On the heels of the popularity of cryptocurrency trading, digital asset companies are knocking on the doors of the highly regulated United States derivatives markets, the Financial Times reported.
The push comes as crypto derivatives recorded nearly $3 trillion in January. That’s more than 60% of trading in cryptocurrencies, according to U.K.-based crypto data provider CryptoCompare.
Most of the trading activity takes place offshore by Binance, one of the world’s largest crypto exchanges, with little oversight. But crypto companies are seeking to expand in the highly supervised U.S. market by purchasing smaller companies that hold licenses to operate.
Coinbase, another giant crypto platform, recently agreed to buy FairX, the Chicago futures exchange, to make the derivatives market more accessible through its app.
Last year, Crypto.com paid $216 million for two retail businesses from the U.K.’s IG Index, the London-based company that offers spread betting on financial markets under the supervision of the Financial Conduct Authority.
Rosario Ingargiola, founder and chief executive of Bosonic, a crypto settlement service for institutional investors, told the news outlet that in the U.S., crypto exchanges can’t offer leverage on spot crypto without being a regulated futures commission merchant.
“It’s a big part of why you see larger crypto exchanges buying [Commodity Futures Trading Commission] (CFTC)-regulated platforms that allow offering of derivatives like options and futures to retail clients, because there is huge demand … for leveraged,” Ingargiola said.
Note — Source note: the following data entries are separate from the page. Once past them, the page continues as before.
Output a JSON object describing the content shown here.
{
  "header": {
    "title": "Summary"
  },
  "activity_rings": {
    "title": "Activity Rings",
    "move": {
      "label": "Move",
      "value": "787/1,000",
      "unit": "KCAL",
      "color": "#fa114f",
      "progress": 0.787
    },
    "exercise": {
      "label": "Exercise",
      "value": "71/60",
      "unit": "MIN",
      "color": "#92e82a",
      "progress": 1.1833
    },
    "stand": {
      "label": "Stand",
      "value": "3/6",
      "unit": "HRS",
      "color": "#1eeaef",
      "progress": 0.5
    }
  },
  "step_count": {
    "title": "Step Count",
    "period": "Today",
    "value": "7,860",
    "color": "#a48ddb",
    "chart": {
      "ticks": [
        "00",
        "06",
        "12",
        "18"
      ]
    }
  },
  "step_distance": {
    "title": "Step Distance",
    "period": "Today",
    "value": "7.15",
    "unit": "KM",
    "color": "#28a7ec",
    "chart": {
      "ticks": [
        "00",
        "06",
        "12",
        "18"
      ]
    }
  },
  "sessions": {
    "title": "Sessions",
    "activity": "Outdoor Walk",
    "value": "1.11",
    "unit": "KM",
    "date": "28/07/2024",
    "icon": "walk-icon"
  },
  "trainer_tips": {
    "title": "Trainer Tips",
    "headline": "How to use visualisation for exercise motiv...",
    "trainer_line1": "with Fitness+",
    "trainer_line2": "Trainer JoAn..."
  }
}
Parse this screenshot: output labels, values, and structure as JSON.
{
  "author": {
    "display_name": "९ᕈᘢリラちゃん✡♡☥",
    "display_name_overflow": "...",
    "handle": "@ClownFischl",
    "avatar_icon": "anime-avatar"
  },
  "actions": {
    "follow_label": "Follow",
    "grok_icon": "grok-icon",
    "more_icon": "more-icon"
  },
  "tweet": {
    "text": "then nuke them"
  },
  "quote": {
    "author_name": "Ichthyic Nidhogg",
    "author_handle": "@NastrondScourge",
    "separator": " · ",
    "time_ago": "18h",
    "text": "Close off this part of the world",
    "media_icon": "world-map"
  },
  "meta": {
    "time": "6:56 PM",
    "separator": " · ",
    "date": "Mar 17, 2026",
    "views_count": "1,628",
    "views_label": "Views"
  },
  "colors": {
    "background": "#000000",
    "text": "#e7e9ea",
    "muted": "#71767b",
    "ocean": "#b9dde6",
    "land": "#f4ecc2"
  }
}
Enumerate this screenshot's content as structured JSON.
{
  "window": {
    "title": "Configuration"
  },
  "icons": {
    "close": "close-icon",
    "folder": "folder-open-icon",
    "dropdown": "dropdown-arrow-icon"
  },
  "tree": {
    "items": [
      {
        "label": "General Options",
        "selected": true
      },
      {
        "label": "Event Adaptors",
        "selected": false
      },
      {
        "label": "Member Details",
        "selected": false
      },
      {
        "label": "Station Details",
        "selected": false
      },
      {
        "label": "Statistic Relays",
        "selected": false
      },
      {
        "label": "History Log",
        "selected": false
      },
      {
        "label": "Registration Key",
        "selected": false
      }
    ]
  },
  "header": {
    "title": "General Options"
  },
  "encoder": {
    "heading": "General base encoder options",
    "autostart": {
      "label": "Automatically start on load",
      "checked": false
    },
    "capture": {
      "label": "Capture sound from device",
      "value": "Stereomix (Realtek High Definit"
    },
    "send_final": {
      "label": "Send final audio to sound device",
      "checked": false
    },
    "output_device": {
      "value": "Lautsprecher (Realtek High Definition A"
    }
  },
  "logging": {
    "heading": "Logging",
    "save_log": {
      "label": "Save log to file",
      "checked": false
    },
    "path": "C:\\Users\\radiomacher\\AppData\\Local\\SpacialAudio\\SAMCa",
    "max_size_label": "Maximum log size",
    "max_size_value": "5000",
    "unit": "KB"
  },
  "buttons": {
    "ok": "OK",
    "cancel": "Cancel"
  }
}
Earlier this month, CFTC Chairman Rostin Behnam made an aggressive pitch for authority over the cryptocurrency market in testimony before the Senate Agricultural Committee.
See also: At Senate Hearing, CFTC Chair Behnam Steps Up Battle With SEC for Crypto Oversight
While he acknowledged the agency lacks the expertise to handle the job today, Behnam asked for an additional $100 million to build a regulatory machine suitable to the job.